More: Are you struggling to control humidity levels in your home during the colder months? We offer a few tips here →

Why Mechanical Ventilation Is Beneficial

With so many household expenses already, why should you bother spending money on mechanical ventilation? Stale air in your home is not only unpleasant, but it’s also unhealthy. While the air in your home might smell clean, that doesn’t mean it actually is. It’s impossible for the human nose to detect the multitude of contaminants circulating throughout an indoor space. Undetectable air pollutants poorly impact the health of occupants—worsening asthma and allergy symptoms and increasing the risk of more serious health concerns.

Over the last few decades, air quality and building regulations for homes have changed. Surprisingly, older buildings constructed during a time of less regulation ensured that at least some fresh air seeped indoors through natural cracks in the home’s walls or foundation. Thanks to modern construction standards, albeit helpful in many other ways, homes have less natural airflow than before. 
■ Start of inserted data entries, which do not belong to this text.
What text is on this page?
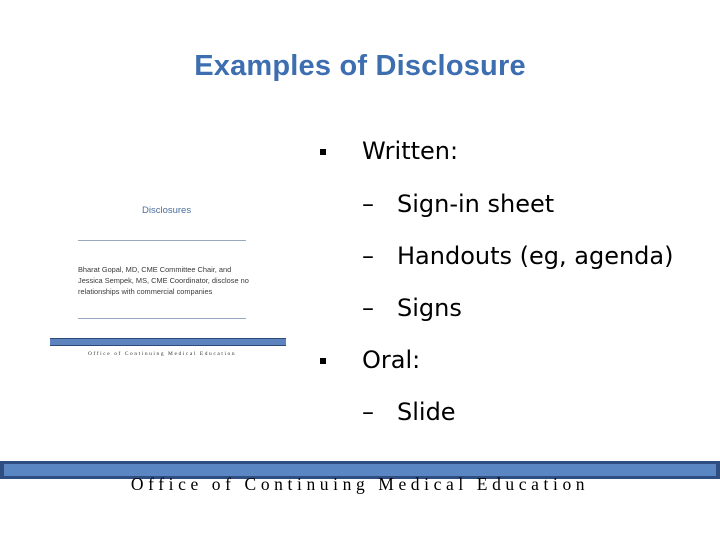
Examples of Disclosure
Disclosures
Bharat Gopal, MD, CME Committee Chair, and Jessica Sempek, MS, CME Coordinator, disclose no relationships with commercial companies
Office of Continuing Medical Education
Written:
– Sign-in sheet
– Handouts (eg, agenda)
– Signs
Oral:
– Slide
Office of Continuing Medical Education
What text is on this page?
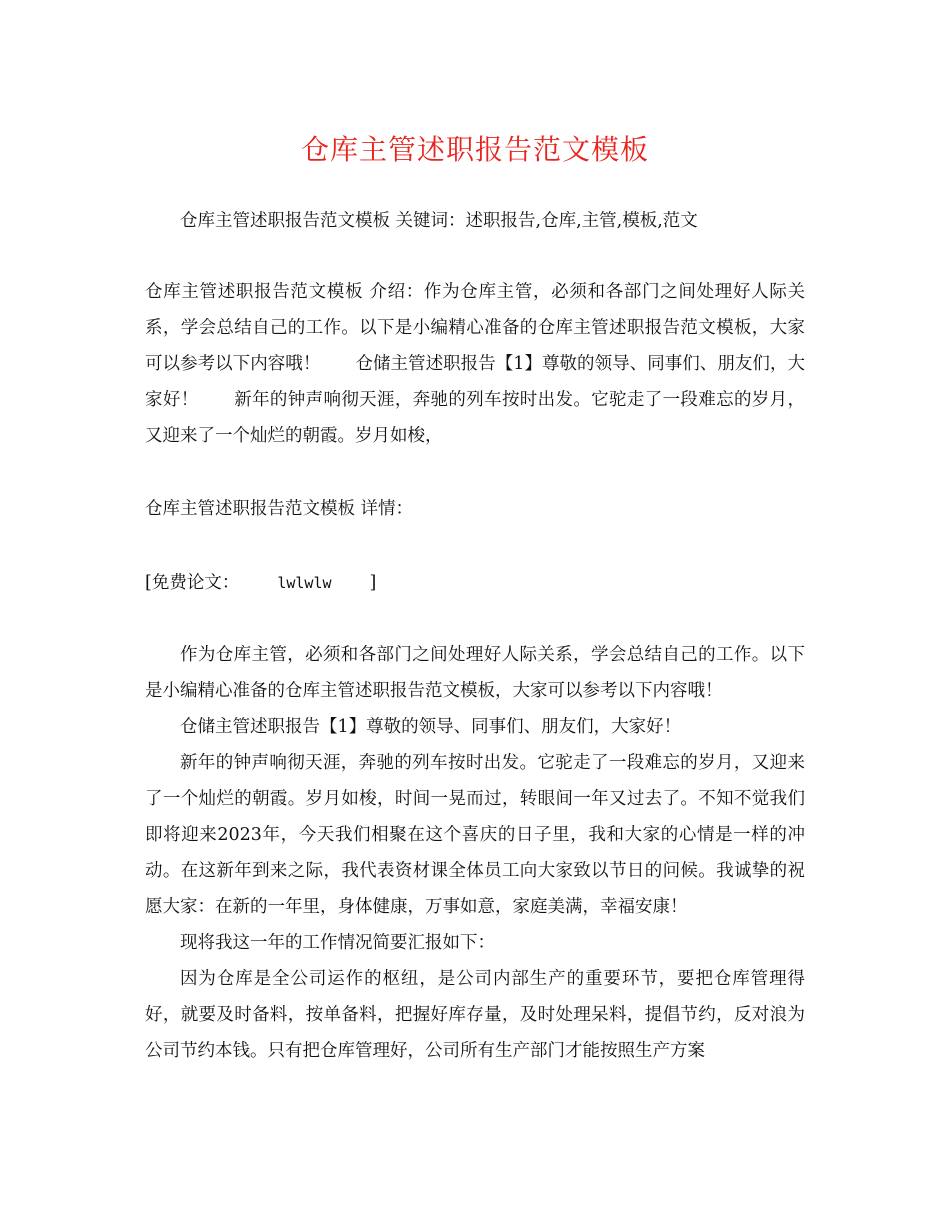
仓库主管述职报告范文模板
仓库主管述职报告范文模板 关键词：述职报告,仓库,主管,模板,范文
仓库主管述职报告范文模板 介绍：作为仓库主管，必须和各部门之间处理好人际关系，学会总结自己的工作。以下是小编精心准备的仓库主管述职报告范文模板，大家可以参考以下内容哦！　　仓储主管述职报告【1】尊敬的领导、同事们、朋友们，大家好！　　新年的钟声响彻天涯，奔驰的列车按时出发。它驼走了一段难忘的岁月，又迎来了一个灿烂的朝霞。岁月如梭，
仓库主管述职报告范文模板 详情：
[免费论文：	lwlwlw ]

作为仓库主管，必须和各部门之间处理好人际关系，学会总结自己的工作。以下是小编精心准备的仓库主管述职报告范文模板，大家可以参考以下内容哦！

仓储主管述职报告【1】尊敬的领导、同事们、朋友们，大家好！

新年的钟声响彻天涯，奔驰的列车按时出发。它驼走了一段难忘的岁月，又迎来了一个灿烂的朝霞。岁月如梭，时间一晃而过，转眼间一年又过去了。不知不觉我们即将迎来2023年，今天我们相聚在这个喜庆的日子里，我和大家的心情是一样的冲动。在这新年到来之际，我代表资材课全体员工向大家致以节日的问候。我诚挚的祝愿大家：在新的一年里，身体健康，万事如意，家庭美满，幸福安康！

现将我这一年的工作情况简要汇报如下：

因为仓库是全公司运作的枢纽，是公司内部生产的重要环节，要把仓库管理得好，就要及时备料，按单备料，把握好库存量，及时处理呆料，提倡节约，反对浪为公司节约本钱。只有把仓库管理好，公司所有生产部门才能按照生产方案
More: From skin irritation to headaches to fatigue, are your symptoms related to poor indoor air circulation? Find out what stale indoor air really is and how it affects your health →

And that’s saying something considering older homes with draftier spaces still require increased incoming fresh air for healthier indoor air. According to the Environmental Protection Agency, the need for ventilation in every space is clear. Whole-home ventilation systems can help remove unwanted indoor air pollutants and instead make sure that only clean air is circulating throughout the space.

Indoor Air Quality Solutions

Many of us notice poor indoor air quality during the colder winter months. Sore throats in the morning and dry skin throughout the day are more noticeable. Thus, investing in a whole-home ventilation system is necessary to better prepare for the colder weather.